One measure would force mayors who are charging so called, 'user fees' for things like garbage pick-up and emergency response services to count those charges against the 2% cap on property tax increases. Another bill would force towns to share services if it's determined they would save taxpayers money by doing so. Municipalities that don't share risk losing state aid. Governor Chris Christie wants both bills passed this fall.

"We cannot have gone through the exercise of passing a 2% cap and then allow mayors to run around the cap," says Christie. "It's inappropriate, raises taxes on the people of this state and it's something that we've got to fix."

The Governor says, "Plugging the holes in the property tax cap is important to be done. It's one of those things we ran out of bandwidth on here near the end of June to get done, but it's something we've got to get done this fall…..I hope that we get the legislature's attention when they come back this fall to be able to deal with that and deal with shared services. Both things are important."
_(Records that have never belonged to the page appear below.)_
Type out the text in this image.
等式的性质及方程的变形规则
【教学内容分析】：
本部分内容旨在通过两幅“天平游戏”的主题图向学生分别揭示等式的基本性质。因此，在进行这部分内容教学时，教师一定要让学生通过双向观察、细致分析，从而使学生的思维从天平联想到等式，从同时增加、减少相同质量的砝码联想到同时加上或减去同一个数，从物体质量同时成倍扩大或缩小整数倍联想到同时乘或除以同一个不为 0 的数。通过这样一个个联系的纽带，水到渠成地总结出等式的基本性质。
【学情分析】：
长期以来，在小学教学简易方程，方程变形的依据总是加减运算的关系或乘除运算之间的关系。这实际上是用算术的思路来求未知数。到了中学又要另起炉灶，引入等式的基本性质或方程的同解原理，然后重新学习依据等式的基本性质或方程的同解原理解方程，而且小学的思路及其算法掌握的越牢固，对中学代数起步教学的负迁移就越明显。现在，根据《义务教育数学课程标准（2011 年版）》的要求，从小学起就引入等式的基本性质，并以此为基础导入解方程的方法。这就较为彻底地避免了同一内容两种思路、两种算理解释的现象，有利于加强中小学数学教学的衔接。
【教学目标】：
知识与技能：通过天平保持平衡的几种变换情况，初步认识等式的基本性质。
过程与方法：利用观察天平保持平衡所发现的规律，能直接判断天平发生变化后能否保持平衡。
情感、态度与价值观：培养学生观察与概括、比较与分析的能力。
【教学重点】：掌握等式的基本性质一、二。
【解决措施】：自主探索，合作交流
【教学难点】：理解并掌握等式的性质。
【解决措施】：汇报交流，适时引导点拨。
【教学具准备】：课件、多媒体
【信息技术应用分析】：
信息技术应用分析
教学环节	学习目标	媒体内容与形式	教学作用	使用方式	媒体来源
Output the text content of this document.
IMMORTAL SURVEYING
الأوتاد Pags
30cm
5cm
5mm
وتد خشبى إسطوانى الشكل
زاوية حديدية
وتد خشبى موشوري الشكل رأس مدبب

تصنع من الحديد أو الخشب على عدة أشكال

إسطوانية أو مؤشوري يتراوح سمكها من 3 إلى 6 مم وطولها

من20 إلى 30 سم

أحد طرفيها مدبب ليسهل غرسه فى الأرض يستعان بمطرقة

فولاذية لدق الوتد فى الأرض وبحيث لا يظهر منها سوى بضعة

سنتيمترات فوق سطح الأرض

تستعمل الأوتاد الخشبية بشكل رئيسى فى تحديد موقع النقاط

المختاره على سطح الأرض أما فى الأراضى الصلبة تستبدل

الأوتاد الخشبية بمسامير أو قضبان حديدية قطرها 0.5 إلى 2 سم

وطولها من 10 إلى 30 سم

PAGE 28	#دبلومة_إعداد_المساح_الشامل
State Senate President Steve Sweeney sponsors both bills. Under Sweeney's legislation, services shifted from a property tax base to a "user fee" base would continue to be counted as part of the current 2 percent property tax cap for municipalities. He explains, "We're not saying you can't do a fee, but it's going to count against the 2% cap." That means towns that implement the fees would have to cut elsewhere to stay beneath the limit.

Sweeney's shared services measure would require New Jersey's Local Unit Alignment, Reorganization, and Consolidation Commission (LUARCC) to study local government units (county government, municipal government, school districts) to determine where taxpayer dollars could be saved through sharing of services.

If the study shows that a savings can be realized through sharing that service in one or more local governments, the question of whether to do so or not would be put to a public referendum in all municipalities involved. If the towns involved fail to pass the proposal, they would be subject to losing state aid in the amount equal to what they would have saved had they shared the service. If one town approves it but another denies it, only the town that denied it would lose aid.